The fact that just reading a word can immediately trigger an unconscious and involuntary response tells you that the “emotional contagiousness” of written material is unbelievably powerful. Information processing isn’t about the text that you mindfully read; it isn’t even about the infamous subtext anymore. Understanding comes as a result of a knee-jerk emotional response to the very base meaning of the transmitted information. Every input translates into a cascade of automatic psychological reactors which we hardly control.

The reason this bothers me is because it greatly undercuts the positive effects of free speech. In an open exchange of ideas, every party has equal opportunity to state their case and refute their opponent’s. But emotional contagiousness makes any refutation a moot point, because the initial processing of the offending opinion has profound effects regardless of its validity.

So when one critic after another tear apart anti-Semitic or anti-Israeli positions, they try to make it impossible to rationally uphold the hateful argument. However, the layman who is exposed to the argument is not taken by either side of the debate as it doesn’t concern them. The casual observer’s response is an unsophisticated emotional reaction to the implicit triggers-- a result that is most insidious because it doesn't warrant reevaluation.

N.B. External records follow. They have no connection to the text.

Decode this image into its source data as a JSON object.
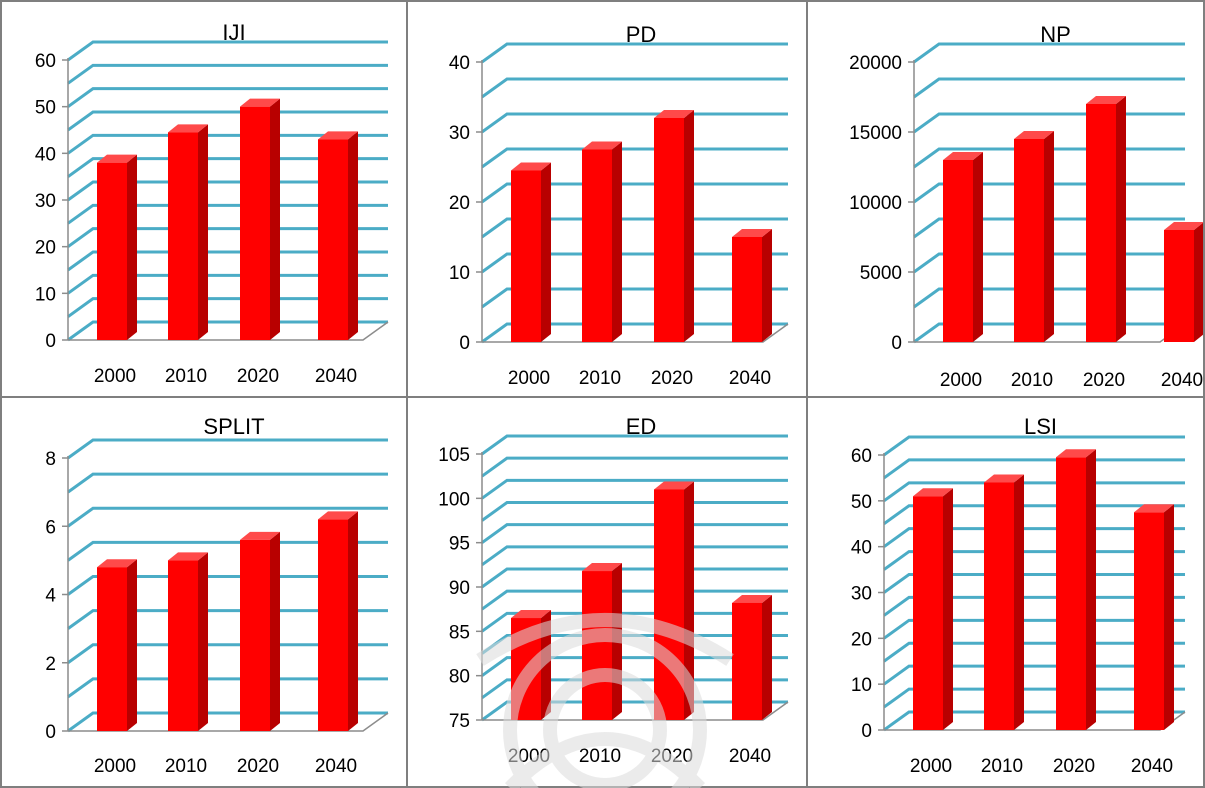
{
  "colors": {
    "bar": "#ff0000",
    "bar_side": "#b80000",
    "bar_top": "#ff4a4a",
    "grid": "#4bacc6",
    "axis": "#8c8c8c",
    "border": "#7f7f7f"
  },
  "chart_data": [
    {
      "type": "bar",
      "title": "IJI",
      "categories": [
        "2000",
        "2010",
        "2020",
        "2040"
      ],
      "values": [
        38,
        44.5,
        50,
        43
      ],
      "ylim": [
        0,
        60
      ],
      "yticks": [
        0,
        10,
        20,
        30,
        40,
        50,
        60
      ],
      "grid": true
    },
    {
      "type": "bar",
      "title": "PD",
      "categories": [
        "2000",
        "2010",
        "2020",
        "2040"
      ],
      "values": [
        24.5,
        27.5,
        32,
        15
      ],
      "ylim": [
        0,
        40
      ],
      "yticks": [
        0,
        10,
        20,
        30,
        40
      ],
      "grid": true
    },
    {
      "type": "bar",
      "title": "NP",
      "categories": [
        "2000",
        "2010",
        "2020",
        "2040"
      ],
      "values": [
        13000,
        14500,
        17000,
        8000
      ],
      "ylim": [
        0,
        20000
      ],
      "yticks": [
        0,
        5000,
        10000,
        15000,
        20000
      ],
      "grid": true
    },
    {
      "type": "bar",
      "title": "SPLIT",
      "categories": [
        "2000",
        "2010",
        "2020",
        "2040"
      ],
      "values": [
        4.8,
        5,
        5.6,
        6.2
      ],
      "ylim": [
        0,
        8
      ],
      "yticks": [
        0,
        2,
        4,
        6,
        8
      ],
      "grid": true
    },
    {
      "type": "bar",
      "title": "ED",
      "categories": [
        "2000",
        "2010",
        "2020",
        "2040"
      ],
      "values": [
        86.5,
        91.8,
        101,
        88.2
      ],
      "ylim": [
        75,
        105
      ],
      "yticks": [
        75,
        80,
        85,
        90,
        95,
        100,
        105
      ],
      "grid": true
    },
    {
      "type": "bar",
      "title": "LSI",
      "categories": [
        "2000",
        "2010",
        "2020",
        "2040"
      ],
      "values": [
        51,
        54,
        59.5,
        47.5
      ],
      "ylim": [
        0,
        60
      ],
      "yticks": [
        0,
        10,
        20,
        30,
        40,
        50,
        60
      ],
      "grid": true
    }
  ]
}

I keep thinking about the average newspaper reading Joe who reads an article on the Israel Lobby paper and then keeps reading to learn how academics spin the facts. This uninvolved but sincere citizen will come away from the article having caught two emotional bugs: (1) don’t trust Jews, and (2) don’t trust the academic elite. Even if the second argument is ultimately more convincing, the impression of the first remains. The worst part is that because the hateful feelings are barely persceptible, Joe will never even have to feel guilty about having those thoughts--and they'll always be there.

My point is: if I make you yawn and then convince you that you’re not actually tired--you’ll believe me that you’re not tired, but you still will have yawned!